Quelques repères historiques
À partir du milieu des années 60, le taux de profit diminue pour atteindre un minimum au début des années 80. La réaction des possédants est radicale et brutale, c’est le tournant néolibéral dont les deux principaux promoteurs politiques sont Ronald Reagan et Margaret Thatcher. Commence alors un vaste programme mondial, dans lequel la France s’engouffre, de déréglementations, de privatisations, de régression de la protection sociale. Le chômage est maintenu volontairement élevé et les inégalités se creusent avec une précarité croissante. La part des revenus du travail dans la richesse produite chute d’environ 10 points de PIB en 25 ans dans la plupart des pays industrialisés.
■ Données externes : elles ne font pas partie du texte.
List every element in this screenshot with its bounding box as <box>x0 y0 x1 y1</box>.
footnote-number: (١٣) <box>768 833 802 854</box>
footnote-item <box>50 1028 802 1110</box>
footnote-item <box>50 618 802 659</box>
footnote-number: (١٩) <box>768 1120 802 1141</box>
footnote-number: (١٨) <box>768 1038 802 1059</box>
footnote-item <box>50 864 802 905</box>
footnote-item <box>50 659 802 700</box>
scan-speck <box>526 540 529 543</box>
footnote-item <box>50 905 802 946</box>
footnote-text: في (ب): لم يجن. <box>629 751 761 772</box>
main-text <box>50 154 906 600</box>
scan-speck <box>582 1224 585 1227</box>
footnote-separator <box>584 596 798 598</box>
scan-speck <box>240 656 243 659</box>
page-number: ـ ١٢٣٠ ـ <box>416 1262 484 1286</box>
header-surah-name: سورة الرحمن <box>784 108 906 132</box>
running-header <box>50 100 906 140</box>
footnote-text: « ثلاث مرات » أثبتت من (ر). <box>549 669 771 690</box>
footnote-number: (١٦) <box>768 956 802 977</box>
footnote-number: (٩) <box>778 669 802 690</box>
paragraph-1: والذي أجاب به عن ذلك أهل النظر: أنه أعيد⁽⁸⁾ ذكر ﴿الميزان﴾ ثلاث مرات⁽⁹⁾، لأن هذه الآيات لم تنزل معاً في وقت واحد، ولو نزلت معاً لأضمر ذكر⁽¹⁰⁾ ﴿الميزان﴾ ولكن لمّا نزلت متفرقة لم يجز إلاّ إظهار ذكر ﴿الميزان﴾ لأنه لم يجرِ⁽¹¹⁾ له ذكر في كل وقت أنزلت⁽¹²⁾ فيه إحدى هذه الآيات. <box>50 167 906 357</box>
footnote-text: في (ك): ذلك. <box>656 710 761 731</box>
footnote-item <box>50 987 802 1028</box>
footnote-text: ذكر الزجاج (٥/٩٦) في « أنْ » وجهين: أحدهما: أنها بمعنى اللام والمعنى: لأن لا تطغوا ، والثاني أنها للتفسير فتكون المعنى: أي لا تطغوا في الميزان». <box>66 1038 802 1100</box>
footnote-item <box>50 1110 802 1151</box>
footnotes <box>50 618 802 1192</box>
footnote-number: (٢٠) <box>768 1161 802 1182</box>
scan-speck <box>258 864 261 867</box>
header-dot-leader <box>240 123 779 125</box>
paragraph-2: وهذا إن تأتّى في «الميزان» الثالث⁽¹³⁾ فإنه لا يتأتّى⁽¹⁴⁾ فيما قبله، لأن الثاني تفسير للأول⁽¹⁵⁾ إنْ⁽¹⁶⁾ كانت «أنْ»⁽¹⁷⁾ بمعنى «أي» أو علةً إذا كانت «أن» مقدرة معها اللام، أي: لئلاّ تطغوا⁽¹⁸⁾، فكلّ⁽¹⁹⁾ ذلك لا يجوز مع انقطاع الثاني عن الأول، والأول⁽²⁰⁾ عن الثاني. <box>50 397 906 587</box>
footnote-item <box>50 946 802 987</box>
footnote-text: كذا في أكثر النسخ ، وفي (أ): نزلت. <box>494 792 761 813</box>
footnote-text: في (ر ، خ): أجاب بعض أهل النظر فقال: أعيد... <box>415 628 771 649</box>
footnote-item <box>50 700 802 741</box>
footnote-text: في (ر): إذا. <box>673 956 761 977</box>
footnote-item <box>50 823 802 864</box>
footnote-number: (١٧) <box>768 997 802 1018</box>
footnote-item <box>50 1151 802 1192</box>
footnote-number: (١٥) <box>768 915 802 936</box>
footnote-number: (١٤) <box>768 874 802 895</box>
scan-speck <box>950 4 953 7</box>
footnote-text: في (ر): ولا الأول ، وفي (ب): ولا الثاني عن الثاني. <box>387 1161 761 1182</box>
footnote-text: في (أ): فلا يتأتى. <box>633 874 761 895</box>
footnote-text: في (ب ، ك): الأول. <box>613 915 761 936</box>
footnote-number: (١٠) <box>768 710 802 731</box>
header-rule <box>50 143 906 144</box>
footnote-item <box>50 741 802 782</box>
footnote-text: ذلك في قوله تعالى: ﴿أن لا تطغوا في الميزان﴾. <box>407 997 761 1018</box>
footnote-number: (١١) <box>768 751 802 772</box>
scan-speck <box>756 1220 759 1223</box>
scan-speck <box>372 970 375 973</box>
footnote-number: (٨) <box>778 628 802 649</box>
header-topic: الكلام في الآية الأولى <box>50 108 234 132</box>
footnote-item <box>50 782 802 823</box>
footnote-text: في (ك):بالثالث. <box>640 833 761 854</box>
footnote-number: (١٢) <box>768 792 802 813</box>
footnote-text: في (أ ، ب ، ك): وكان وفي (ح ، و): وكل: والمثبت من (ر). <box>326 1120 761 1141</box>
Le taux de profit se redresse et la financiarisation de l’économie devient incontrôlable.
Deux dates clés sont à connaître concernant la Banque de France. En 1973, une loi est votée pour obliger l’État à emprunter sur le marché obligataire moyennant des taux d’intérêt : « Le Trésor public ne peut être présentateur de ses propres effets à l’escompte de la Banque de France ». En 1993 une nouvelle loi décide l’indépendance politique de la Banque de France : « Il est interdit à la Banque de France d’autoriser des découverts ou d’accorder tout autre type de crédit au Trésor public ou à tout autre organisme ou entreprise public. L’acquisition directe par la Banque de France de titres de leur dette est également interdite ».
Autre date clé, c’est la suspension de la convertibilité du dollar en or en 1971 par Richard Nixon, supprimant ainsi toute possibilité d’étalonner les monnaies.
Un emballement dogmatique qui mène à une crise prévisible
Les nouvelles bases ainsi posées pour continuer à augmenter le profit tiré d’un système productiviste entraînent mécaniquement un recours des particuliers à l’endettement pour compenser la dégradation de la condition salariale, plus ou moins selon que le niveau de protection sociale et les mécanismes de redistribution sont développés.
En parallèle, la part de l’économie réelle ne cesse de diminuer dans la finance mondialisée, toutes les activités humaines deviennent prétextes à marchandisation et spéculation, et les États se privent d’une partie des recettes qui leur permettent d’assurer leurs missions d’intérêt général.
Les « bulles » gonflent et éclatent les unes après les autres, les dettes sont transformées en produits financiers qui s’échangent et se vendent sans aucune retenue ni limite et viennent ainsi gangrener l’économie réelle.
Comme tout système instable fini inéluctablement par atteindre un point de rupture, ce qui devait arriver arriva, avec l’enchaînement que nous connaissons : crise des subprimes au EUA en 2007, faillite de la banque Lehman Brothers en 2008 avec réactions en chaîne dans le secteur bancaire, transformation des dettes privées en dettes d’État pour éviter l’implosion du système financier, et aujourd’hui, imposition de la rigueur (augmentation des impôts, baisse de la protection sociale, baisse de la dépense publique en proportion de la richesse produite, donc réduction des services publics, etc.) qui aura le même effet qu’une saignée pour guérir un anémié.
Tout a donc été fait pour préserver un système financier qui marche sur la tête et sauvegarder les intérêts d’une oligarchie pourtant responsable du désastre actuel. Pour y parvenir, il s’agit maintenant de faire payer aux peuples les errements de leurs dirigeants. C’est donc une double peine qui est appliquée au plus grand nombre : les désastres socio-économiques du néolibéralisme, et maintenant la facture d’une tentative désespérée de son sauvetage. Mais c’est aussi un recul de la démocratie et une dépolitisation poussée à l’extrême (la « règle d’or » en sera le point d’orgue), alors que la crise représentait une opportunité de construire une nouvelle économie qui réponde aux besoins en garantissant le progrès social et la sauvegarde de notre planète.
Ils ont choisi la crise, à nous de refuser de payer et de construire un autre monde, sans eux.